Forward-looking statements are based on numerous assumptions,
uncertainties and risks that could cause future events or results to be
materially different from those stated or implied herein. Many of the
factors that will determine these results are beyond our ability to
control or predict. Specific factors that could cause actual results to
differ from results contemplated by the forward-looking statements
include, among others, the following:

  • Satisfaction of the conditions to the completion of the WPZ Merger,
    including receipt of the Williams stockholder approval, and our
    ability to close the WPZ Merger;
  • Whether WPZ will produce sufficient cash flows to provide expected
    levels of cash distributions;
  • Whether we are able to pay current and expected levels of dividends;
  • Whether we will be able to effectively execute our financing plan;
  • Availability of supplies, market demand, and volatility of prices;
  • Inflation, interest rates, and general economic conditions (including
    future disruptions and volatility in the global credit markets and the
    impact of these events on customers and suppliers);
  • The strength and financial resources of our competitors and the
    effects of competition;
  • Whether we are able to successfully identify, evaluate and timely
    execute our capital projects and other investment opportunities;
  • Our ability to acquire new businesses and assets and successfully
    integrate those operations and assets into existing businesses as well
    as successfully expand our facilities;
  • Development and rate of adoption of alternative energy sources;
  • The impact of operational and developmental hazards and unforeseen
  • The impact of existing and future laws (including, but not limited to,
    the Tax Cuts and Jobs Act of 2017), regulations, the regulatory
    environment, environmental liabilities, and litigation, as well as our
    ability to obtain necessary permits and approvals, and achieve
    favorable rate proceeding outcomes;
  • Our costs and funding obligations for defined benefit pension plans
    and other postretirement benefit plans;
  • Changes in maintenance and construction costs;
  • Changes in the current geopolitical situation;
  • Our exposure to the credit risk of our customers and counterparties;
  • Risks related to financing, including restrictions stemming from debt
    agreements, future changes in credit ratings as determined by
    nationally-recognized credit rating agencies and the availability and
    cost of capital;
  • The amount of cash distributions from and capital requirements of our
    investments and joint ventures in which we participate;
  • Risks associated with weather and natural phenomena, including climate
    conditions and physical damage to our facilities;
  • Acts of terrorism, including cybersecurity threats, and related
  • Additional risks described in our filings with the Securities and
    Exchange Commission (SEC).

Given the uncertainties and risk factors that could cause our actual
results to differ materially from those contained in any forward-looking
statement, we caution investors not to unduly rely on our
forward-looking statements.

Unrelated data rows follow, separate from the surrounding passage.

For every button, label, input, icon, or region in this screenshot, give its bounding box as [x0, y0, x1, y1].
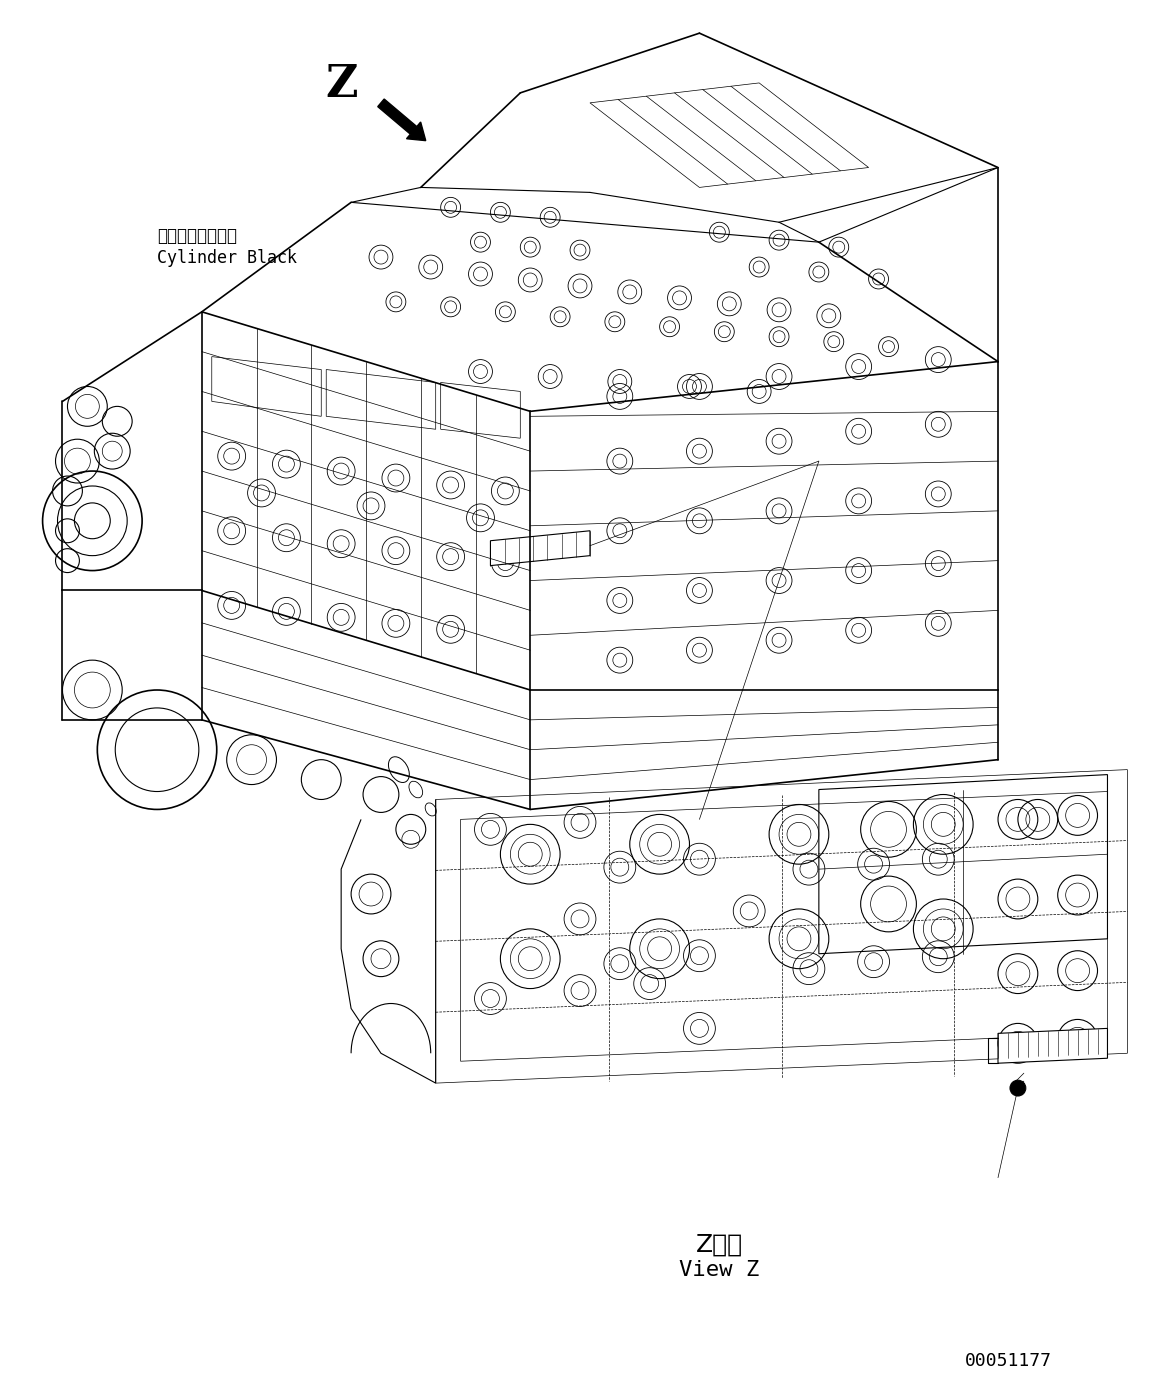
Text: シリンダブロック: シリンダブロック	[157, 227, 237, 245]
Text: View Z: View Z	[679, 1260, 759, 1281]
Text: 00051177: 00051177	[964, 1351, 1051, 1369]
Polygon shape	[491, 531, 590, 566]
FancyArrow shape	[378, 100, 426, 141]
Text: Cylinder Black: Cylinder Black	[157, 249, 297, 267]
Circle shape	[1009, 1080, 1026, 1097]
Text: Z　視: Z 視	[695, 1232, 743, 1256]
Polygon shape	[998, 1029, 1107, 1064]
Text: Z: Z	[324, 64, 357, 106]
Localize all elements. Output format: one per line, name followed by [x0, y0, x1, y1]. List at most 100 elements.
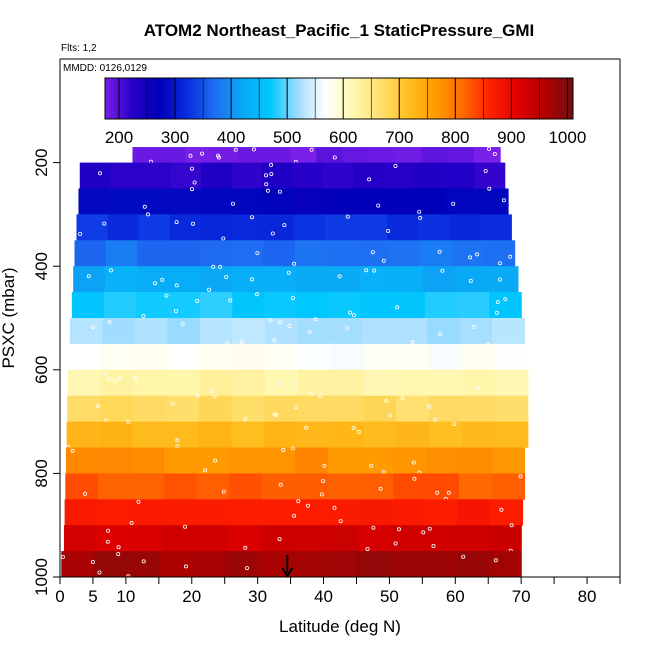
band-cell [357, 525, 392, 552]
obs-point [321, 479, 326, 484]
obs-point [393, 541, 398, 546]
obs-point [494, 310, 499, 315]
colorbar-swatch [356, 78, 360, 119]
obs-point [503, 297, 508, 302]
obs-point [468, 278, 473, 283]
colorbar-swatch [420, 78, 425, 119]
band-cell [422, 551, 457, 578]
colorbar-swatch [122, 78, 126, 119]
band-cell [262, 214, 295, 241]
colorbar-swatch [251, 78, 255, 119]
colorbar-swatch [456, 78, 460, 119]
colorbar-swatch [570, 78, 574, 119]
band-cell [327, 473, 362, 500]
colorbar-swatch [309, 78, 314, 119]
band-cell [358, 499, 393, 526]
obs-point [468, 255, 473, 260]
band-cell [462, 343, 496, 371]
band-cell [389, 551, 424, 578]
colorbar-swatch [558, 78, 562, 119]
colorbar-swatch [403, 78, 407, 119]
band-cell [385, 188, 417, 215]
band-cell [229, 447, 264, 474]
colorbar-swatch [400, 78, 404, 119]
obs-point [287, 323, 292, 328]
colorbar-swatch [315, 78, 320, 119]
obs-point [290, 296, 295, 301]
band-cell [96, 525, 130, 552]
obs-point [411, 460, 416, 465]
x-tick-label: 60 [446, 587, 465, 606]
band-cell [473, 147, 501, 163]
obs-point [208, 357, 213, 362]
colorbar-swatch [166, 78, 170, 119]
colorbar-swatch [359, 78, 363, 119]
obs-point [141, 559, 146, 564]
band-cell [192, 551, 227, 578]
obs-point [96, 403, 101, 408]
obs-point [218, 264, 223, 269]
band-cell [134, 343, 168, 371]
band-cell [329, 318, 363, 345]
colorbar-swatch [172, 78, 176, 119]
band-cell [231, 421, 265, 448]
colorbar-swatch [248, 78, 252, 119]
colorbar-swatch [385, 78, 390, 119]
obs-point [142, 204, 147, 209]
obs-point [486, 146, 491, 151]
band-cell [110, 162, 142, 189]
colorbar-swatch [298, 78, 302, 119]
band-cell [69, 318, 103, 345]
obs-point [309, 147, 314, 152]
band-cell [127, 551, 161, 578]
colorbar-swatch [473, 78, 477, 119]
obs-point [493, 558, 498, 563]
band-cell [102, 318, 136, 345]
band-cell [461, 395, 496, 422]
band-cell [325, 240, 359, 267]
band-cell [61, 551, 95, 578]
band-cell [294, 473, 329, 500]
band-cell [264, 421, 298, 448]
band-cell [200, 266, 233, 293]
band-cell [359, 266, 392, 293]
band-cell [63, 525, 98, 552]
band-cell [262, 473, 296, 500]
obs-point [126, 574, 131, 579]
colorbar-swatch [219, 78, 223, 119]
band-cell [488, 525, 522, 552]
colorbar: 200 300 400 500 600 700 800 900 1000 [104, 77, 586, 147]
band-cell [486, 266, 519, 293]
pressure-band [71, 292, 522, 319]
band-cell [342, 147, 370, 163]
obs-point [381, 258, 386, 263]
colorbar-swatch [195, 78, 200, 119]
obs-point [129, 520, 134, 525]
x-tick-label: 80 [578, 587, 597, 606]
obs-point [175, 438, 180, 443]
band-cell [262, 447, 296, 474]
band-cell [494, 369, 529, 397]
band-cell [200, 240, 233, 267]
colorbar-swatch [239, 78, 243, 119]
band-cell [363, 343, 398, 371]
band-cell [165, 395, 200, 422]
band-cell [449, 214, 481, 241]
colorbar-swatch [523, 78, 527, 119]
obs-point [395, 305, 400, 310]
band-cell [494, 421, 529, 448]
obs-point [483, 168, 488, 173]
colorbar-swatch [151, 78, 156, 119]
colorbar-swatch [265, 78, 270, 119]
pressure-band [132, 146, 501, 164]
band-cell [474, 162, 506, 189]
colorbar-swatch [116, 78, 121, 119]
obs-point [372, 268, 377, 273]
colorbar-swatch [330, 78, 334, 119]
colorbar-swatch [461, 78, 466, 119]
obs-point [495, 299, 500, 304]
colorbar-swatch [391, 78, 396, 119]
band-cell [456, 292, 490, 319]
colorbar-swatch [271, 78, 276, 119]
band-cell [263, 147, 291, 163]
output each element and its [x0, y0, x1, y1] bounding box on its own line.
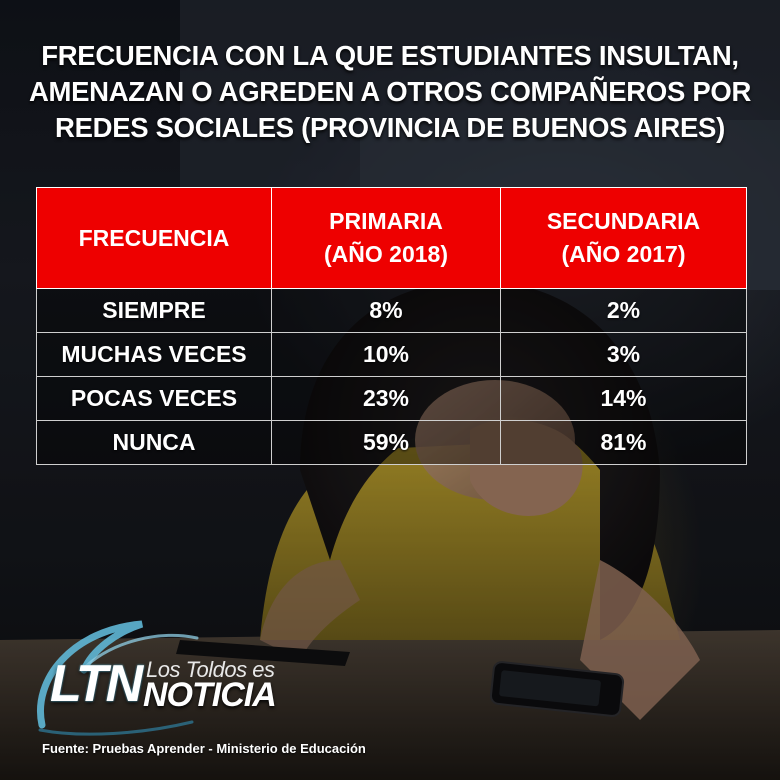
row-label: NUNCA — [36, 420, 272, 465]
table-row: POCAS VECES 23% 14% — [36, 376, 747, 421]
logo-los-toldos: Los Toldos es — [146, 657, 275, 682]
table-header-row: FRECUENCIA PRIMARIA (AÑO 2018) SECUNDARI… — [36, 187, 747, 289]
header-secundaria: SECUNDARIA (AÑO 2017) — [500, 187, 747, 289]
primaria-value: 8% — [271, 288, 501, 333]
row-label: MUCHAS VECES — [36, 332, 272, 377]
logo-ltn: LTN — [50, 655, 143, 713]
header-primaria-line-2: (AÑO 2018) — [324, 241, 448, 267]
row-label: POCAS VECES — [36, 376, 272, 421]
secundaria-value: 2% — [500, 288, 747, 333]
title-line-1: FRECUENCIA CON LA QUE ESTUDIANTES INSULT… — [41, 40, 739, 71]
row-label: SIEMPRE — [36, 288, 272, 333]
logo-noticia: NOTICIA — [143, 676, 277, 714]
table-row: SIEMPRE 8% 2% — [36, 288, 747, 333]
table-row: MUCHAS VECES 10% 3% — [36, 332, 747, 377]
header-primaria: PRIMARIA (AÑO 2018) — [271, 187, 501, 289]
title-line-3: REDES SOCIALES (PROVINCIA DE BUENOS AIRE… — [55, 112, 725, 143]
secundaria-value: 81% — [500, 420, 747, 465]
primaria-value: 59% — [271, 420, 501, 465]
header-primaria-line-1: PRIMARIA — [329, 208, 443, 234]
header-secundaria-line-1: SECUNDARIA — [546, 208, 701, 234]
header-secundaria-line-2: (AÑO 2017) — [561, 241, 686, 267]
table-row: NUNCA 59% 81% — [36, 420, 747, 465]
source-note: Fuente: Pruebas Aprender - Ministerio de… — [42, 741, 366, 756]
secundaria-value: 14% — [500, 376, 747, 421]
primaria-value: 10% — [271, 332, 501, 377]
ltn-logo-swoosh-icon — [37, 620, 199, 736]
title-line-2: AMENAZAN O AGREDEN A OTROS COMPAÑEROS PO… — [28, 76, 752, 107]
header-frecuencia-label: FRECUENCIA — [78, 224, 230, 251]
frequency-table: FRECUENCIA PRIMARIA (AÑO 2018) SECUNDARI… — [36, 187, 747, 465]
header-frecuencia: FRECUENCIA — [36, 187, 272, 289]
primaria-value: 23% — [271, 376, 501, 421]
secundaria-value: 3% — [500, 332, 747, 377]
chart-title: FRECUENCIA CON LA QUE ESTUDIANTES INSULT… — [20, 38, 760, 146]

We disclaim any obligations to and do not
intend to update the above list or announce publicly the result of any
revisions to any of the forward-looking statements to reflect future
events or developments.

In addition to causing our actual results to differ, the factors listed
above may cause our intentions to change from those statements of
intention set forth herein. Such changes in our intentions may also
cause our results to differ. We may change our intentions, at any time
and without notice, based upon changes in such factors, our assumptions,
or otherwise.

Because forward-looking statements involve risks and uncertainties, we
caution that there are important factors, in addition to those listed
above, that may cause actual results to differ materially from those
contained in the forward-looking statements. For a detailed discussion
of those factors, see Part I, Item 1A. Risk Factors in our Annual Report
on Form 10-K filed with the SEC on February 22, 2018 and in Part II,
Item 1A. Risk Factors in our Quarterly Reports on Form 10-Q.